Dividend increase for Sanderson after strong half year
Software and IT group, Sanderson has declared a 10% increase in interim dividend following a strong half year.
The Coventry-based group, which supplies digital retail technology and enterprise software for the manufacturing, wholesale distribution and logistics sectors, saw revenue growth 10% to £10.9m (H1 2016: £9.86m) in the half year to March 31, 2017.
Operating profit increased 5% to £1.55m (H1 2016: £1.47m), although basic earnings per share were down to 1.6p (H1 2016: 1.7p). Interim dividend rose from 1p to 1.1p.
Commenting on the results, chairman, Christopher Winn, said: “The group has made further progress in the first half of the current financial year with revenue and operating profits both increasing during the period.
“Sanderson has a strong, cash-generative business model and this has enabled the board to maintain a progressive dividend policy whilst continuing to invest in the further development of the group’s businesses.
“I am pleased to report that the board is declaring an increase of 10% in the interim dividend to 1.1p per share.”
The group has also secured an increase in pre-contracted recurring revenues of £5.4m (H1 2016: £5.19m), representing 50% of the company’s total revenue.
The period saw sales order intake remain strong at £5.81m but down on the £6.02m achieved this time last year.
The order book of £2.78m at period-end was also down on H1 2016, when the figure was £3.2m.
Nevertheless, the group said it remained positive, with sales orders for the Digital Retail division up by almost 50%.
Adrian Frost, Group Finance Director since 2005, will be leaving the group later in the year, as agreed by mutual consent.

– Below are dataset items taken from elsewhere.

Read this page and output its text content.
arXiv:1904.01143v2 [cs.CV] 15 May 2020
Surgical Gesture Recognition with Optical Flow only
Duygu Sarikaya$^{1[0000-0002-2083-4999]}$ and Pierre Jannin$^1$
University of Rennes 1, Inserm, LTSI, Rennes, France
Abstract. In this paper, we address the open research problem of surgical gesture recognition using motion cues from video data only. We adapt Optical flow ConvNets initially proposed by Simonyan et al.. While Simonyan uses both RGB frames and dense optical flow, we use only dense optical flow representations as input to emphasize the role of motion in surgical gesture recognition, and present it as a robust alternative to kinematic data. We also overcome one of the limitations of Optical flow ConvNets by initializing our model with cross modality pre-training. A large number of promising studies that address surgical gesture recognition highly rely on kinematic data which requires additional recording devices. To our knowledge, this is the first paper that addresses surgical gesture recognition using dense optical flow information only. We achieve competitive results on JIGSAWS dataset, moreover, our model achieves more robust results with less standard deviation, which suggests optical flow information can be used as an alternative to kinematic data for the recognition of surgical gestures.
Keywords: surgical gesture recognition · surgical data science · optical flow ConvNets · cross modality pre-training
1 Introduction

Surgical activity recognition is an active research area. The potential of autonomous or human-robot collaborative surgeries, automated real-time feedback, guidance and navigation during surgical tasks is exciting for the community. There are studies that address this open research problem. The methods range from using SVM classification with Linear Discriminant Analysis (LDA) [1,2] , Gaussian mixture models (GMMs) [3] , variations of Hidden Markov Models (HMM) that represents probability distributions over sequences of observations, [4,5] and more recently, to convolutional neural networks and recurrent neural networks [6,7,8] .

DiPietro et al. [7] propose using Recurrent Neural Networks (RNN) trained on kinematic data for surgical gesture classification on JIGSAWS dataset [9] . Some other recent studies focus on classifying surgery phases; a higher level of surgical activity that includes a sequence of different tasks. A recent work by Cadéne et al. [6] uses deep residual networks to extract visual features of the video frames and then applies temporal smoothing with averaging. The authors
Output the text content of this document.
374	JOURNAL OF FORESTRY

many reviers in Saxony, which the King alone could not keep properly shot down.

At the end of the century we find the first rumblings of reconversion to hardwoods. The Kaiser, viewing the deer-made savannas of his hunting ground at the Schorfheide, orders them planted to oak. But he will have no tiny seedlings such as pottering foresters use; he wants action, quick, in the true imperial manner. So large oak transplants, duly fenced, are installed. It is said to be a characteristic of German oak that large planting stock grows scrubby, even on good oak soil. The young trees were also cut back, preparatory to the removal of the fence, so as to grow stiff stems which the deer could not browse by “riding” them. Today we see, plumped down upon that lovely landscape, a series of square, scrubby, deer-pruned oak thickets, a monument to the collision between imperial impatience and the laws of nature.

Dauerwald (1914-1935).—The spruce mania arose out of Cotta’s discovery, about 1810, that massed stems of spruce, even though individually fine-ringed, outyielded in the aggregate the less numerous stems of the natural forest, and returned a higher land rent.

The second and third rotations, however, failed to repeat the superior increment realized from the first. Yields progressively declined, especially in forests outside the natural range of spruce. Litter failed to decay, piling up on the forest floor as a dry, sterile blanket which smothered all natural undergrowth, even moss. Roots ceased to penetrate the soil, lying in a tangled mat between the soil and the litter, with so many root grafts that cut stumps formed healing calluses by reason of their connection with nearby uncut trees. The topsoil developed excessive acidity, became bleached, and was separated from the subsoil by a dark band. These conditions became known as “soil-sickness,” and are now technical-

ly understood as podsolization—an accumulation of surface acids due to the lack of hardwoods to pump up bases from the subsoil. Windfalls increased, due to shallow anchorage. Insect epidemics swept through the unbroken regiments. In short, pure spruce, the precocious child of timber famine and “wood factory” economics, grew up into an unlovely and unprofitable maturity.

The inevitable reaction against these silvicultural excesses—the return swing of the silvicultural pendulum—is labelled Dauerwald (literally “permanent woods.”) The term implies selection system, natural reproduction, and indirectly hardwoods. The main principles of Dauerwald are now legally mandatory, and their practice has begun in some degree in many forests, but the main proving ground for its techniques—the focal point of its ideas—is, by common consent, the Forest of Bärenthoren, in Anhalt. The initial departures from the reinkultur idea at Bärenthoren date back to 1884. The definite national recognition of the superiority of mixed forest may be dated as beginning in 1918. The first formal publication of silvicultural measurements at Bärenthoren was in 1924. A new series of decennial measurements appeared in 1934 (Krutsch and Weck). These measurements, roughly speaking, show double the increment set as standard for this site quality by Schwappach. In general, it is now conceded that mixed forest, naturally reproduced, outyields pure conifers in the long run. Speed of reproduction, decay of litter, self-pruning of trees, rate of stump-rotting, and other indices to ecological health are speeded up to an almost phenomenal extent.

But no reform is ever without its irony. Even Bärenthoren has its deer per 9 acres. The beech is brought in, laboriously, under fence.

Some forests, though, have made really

On current trading and prospects, Group Chief Executive, Ian Newcombe, said: “Sanderson continued to achieve a good level of business from both new as well as existing customers during the period. The board continues to be cautious in its future planning, but notwithstanding any potential uncertainty which may result from the forthcoming Brexit negotiations, the good order book, healthy balance sheet, strong reputation and track record provide a good level of confidence that the group will continue to make further progress and deliver trading results in line with market expectations for the current year ending September 30, 2017.”